Texas leads the coalition, which has asked the Southern District federal court to deem DACA “unlawful” and “unconstitutional,” as per court papers filed on Tuesday.
“The Court should declare it unlawful and unconstitutional, vacate it in its entirety, and permanently enjoin its implementation (with a prudent transition for existing DACA recipients),” the filing reads.
“This lawsuit is about the scope of executive power, not the wisdom of any particular immigration policy. No President can unilaterally override Congress’s duly enacted laws simply because he prefers different policy choices,” the states went on to say.
DACA was established in 2012 by the Obama administration to protect undocumented immigrants brought to the U.S. as children from being deported.
It has been the subject of numerous legal challenges from conservative states and organizations.
The documents state that the program should not accept new applicants and in two years, should no longer approve renewal requests from current “Dreamers,” the terms given to immigrants hoping to benefit from DACA.
The Southern District court had previously blocked new applications for DACA at the request of these same states, ruling that the Department of Homeland Security (DHS) had violated the Administrative Procedure Act by implementing and operating the program.
Judge Andrew Hanen, who made the ruling, allowed current Dreamers to renew their status in 2021, as the DACA program was created by an Obama administration memo and not a formal rule.
In October, the Biden administration replaced the memo with a final regulation, which codified the DACA program and allowed new applicants.
The states have now asked Hanen to assess the Biden administration’s new regulation, claiming that it too is unlawful for the same reasons as the initial memo.
Data from September shows that nearly 600,000 active DACA recipients could be affected if the program is abolished.

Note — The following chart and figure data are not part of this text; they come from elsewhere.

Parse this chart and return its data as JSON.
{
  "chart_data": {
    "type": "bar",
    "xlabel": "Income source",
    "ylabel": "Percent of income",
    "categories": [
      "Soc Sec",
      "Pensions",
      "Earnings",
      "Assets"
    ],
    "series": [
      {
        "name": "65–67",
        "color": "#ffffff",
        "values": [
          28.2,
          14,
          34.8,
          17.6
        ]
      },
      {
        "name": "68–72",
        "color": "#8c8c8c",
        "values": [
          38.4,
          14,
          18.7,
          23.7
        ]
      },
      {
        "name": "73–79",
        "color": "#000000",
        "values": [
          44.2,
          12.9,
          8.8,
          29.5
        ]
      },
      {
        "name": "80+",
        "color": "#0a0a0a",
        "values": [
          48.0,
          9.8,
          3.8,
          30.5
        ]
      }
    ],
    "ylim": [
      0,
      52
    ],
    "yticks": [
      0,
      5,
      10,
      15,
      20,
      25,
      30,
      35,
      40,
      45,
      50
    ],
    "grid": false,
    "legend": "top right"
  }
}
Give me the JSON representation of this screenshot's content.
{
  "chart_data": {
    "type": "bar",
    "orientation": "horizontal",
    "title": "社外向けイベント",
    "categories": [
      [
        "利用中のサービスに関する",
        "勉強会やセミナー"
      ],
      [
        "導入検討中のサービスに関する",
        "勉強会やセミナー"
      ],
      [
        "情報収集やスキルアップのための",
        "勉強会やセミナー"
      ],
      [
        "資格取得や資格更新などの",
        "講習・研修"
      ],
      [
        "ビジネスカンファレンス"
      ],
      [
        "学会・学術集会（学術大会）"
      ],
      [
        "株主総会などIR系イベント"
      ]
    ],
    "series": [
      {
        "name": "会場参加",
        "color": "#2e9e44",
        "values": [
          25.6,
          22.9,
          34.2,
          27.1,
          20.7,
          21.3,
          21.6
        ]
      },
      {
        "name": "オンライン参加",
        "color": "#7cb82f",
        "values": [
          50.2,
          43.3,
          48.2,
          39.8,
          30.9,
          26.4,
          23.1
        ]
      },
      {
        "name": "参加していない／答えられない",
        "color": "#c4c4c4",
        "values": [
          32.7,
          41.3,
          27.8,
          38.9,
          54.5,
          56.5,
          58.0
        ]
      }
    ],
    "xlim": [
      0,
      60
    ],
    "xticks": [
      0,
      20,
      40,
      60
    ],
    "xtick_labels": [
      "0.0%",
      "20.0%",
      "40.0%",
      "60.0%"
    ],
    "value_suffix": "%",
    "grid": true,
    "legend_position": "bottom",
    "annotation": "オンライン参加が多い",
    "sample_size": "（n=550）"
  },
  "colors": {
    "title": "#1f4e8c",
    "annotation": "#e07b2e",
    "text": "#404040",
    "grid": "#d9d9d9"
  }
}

“If there were ever any doubt that DACA’s central premise was false, it evaporated when the U.S. Supreme Court held that ‘the DACA Memorandum does not announce a passive non-enforcement policy.’ Rather, ‘it created a program for conferring affirmative immigration relief.’ That confirmed this Court’s prior determination that DACA ‘institute[d] a program that gives lawful presence, work authorization, and multiple other benefits to 1.5 million people,” the states added, citing the 2020 decision in Department of Homeland Security v. Regents of the University of California.